The driver, after taking up his fare, had at her direction drawn over to the further curb, out of the fringe of the rabble which besieged the St. Luke Building in constantly growing numbers, and through which Maitland, too impatient to think of leaving by the basement exit, had elbowed and fought his way in an agony of apprehension that brooked no hindrance, heeded no difficulty.

He dashed round the corner, stopped short with a sinking heart, then as the cabby's signaling whip across the street caught his eye, fairly hurled himself to the other curb, pausing at the wheel, breathless, lifted out of himself with joy to find her faithful in this ultimate instance.

She was recovering, whose high spirit and recuperative powers were to him then and always remained a marvelous thing; and she was bending forth from the body of the hansom to welcome him with a smile that in a twinkling made radiant the world to him who stood in a gloomy side street of New York at three o'clock of a summer's morning,—a good hour and a half before the dawn.

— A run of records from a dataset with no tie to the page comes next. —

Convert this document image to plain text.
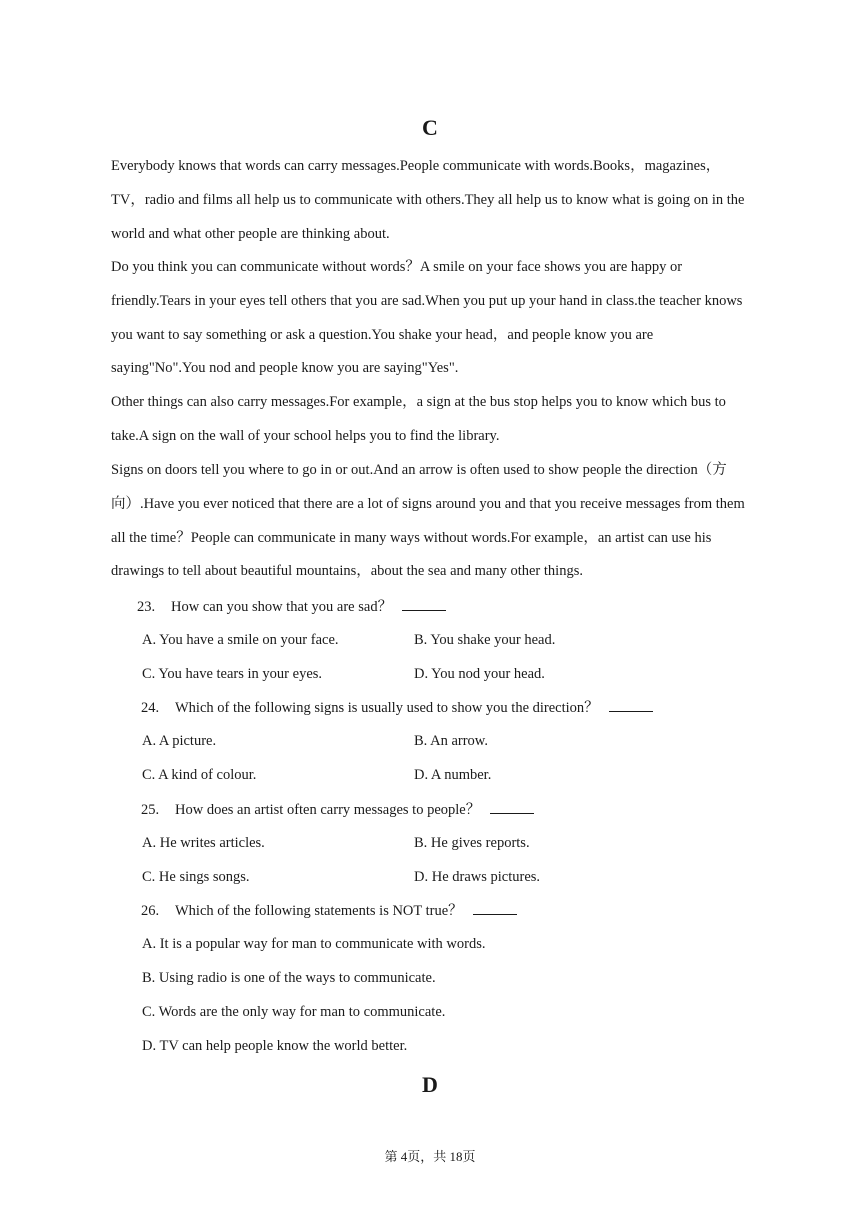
C

Everybody knows that words can carry messages.People communicate with words.Books，magazines，TV，radio and films all help us to communicate with others.They all help us to know what is going on in the world and what other people are thinking about.

Do you think you can communicate without words？A smile on your face shows you are happy or friendly.Tears in your eyes tell others that you are sad.When you put up your hand in class.the teacher knows you want to say something or ask a question.You shake your head，and people know you are saying"No".You nod and people know you are saying"Yes".

Other things can also carry messages.For example，a sign at the bus stop helps you to know which bus to take.A sign on the wall of your school helps you to find the library.

Signs on doors tell you where to go in or out.And an arrow is often used to show people the direction（方向）.Have you ever noticed that there are a lot of signs around you and that you receive messages from them all the time？People can communicate in many ways without words.For example，an artist can use his drawings to tell about beautiful mountains，about the sea and many other things.

23. How can you show that you are sad？
A. You have a smile on your face.	B. You shake your head.
C. You have tears in your eyes.	D. You nod your head.
24. Which of the following signs is usually used to show you the direction？
A. A picture.	B. An arrow.
C. A kind of colour.	D. A number.
25. How does an artist often carry messages to people？
A. He writes articles.	B. He gives reports.
C. He sings songs.	D. He draws pictures.
26. Which of the following statements is NOT true？
A. It is a popular way for man to communicate with words.
B. Using radio is one of the ways to communicate.
C. Words are the only way for man to communicate.
D. TV can help people know the world better.
D
第 4页，共 18页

For up there in the tower of the sky-scraper he had as much as told her of his love; and she had waited; and now—and now he had been blind indeed had he failed to read the promise in her eyes. Weary she was and spent and overwrought; but there is no tonic in all the world like the consciousness that where one has placed one's love, there love has burgeoned in response. And despite all that she had suffered and endured, the happiness that ran like soft fire in her Veins, wrapping her being with its beneficent rapture, had deepened the color in her cheeks and heightened the glamour in her eyes.

And he stood and stared, knowing that in all time to no man had ever woman seemed more lovely than this girl to him: a knowledge that robbed his mind of all other thought and his tongue of words, so that to her fell the task of rousing him.

"Please," she said gently—"please tell the cabby to take me home, Mr.
Maitland."

He came to and in confusion stammered: Yes, he would. And he climbed up on the step with no other thought than to seat himself at her side and drive away for ever. But this time the cabby brought him to his senses, forcing him to remember that some measure of coherence was demanded even of a man in love.

"Where to, sir?"

"Eh, what? Oh!" And bending to the girl: "Home, you said—?"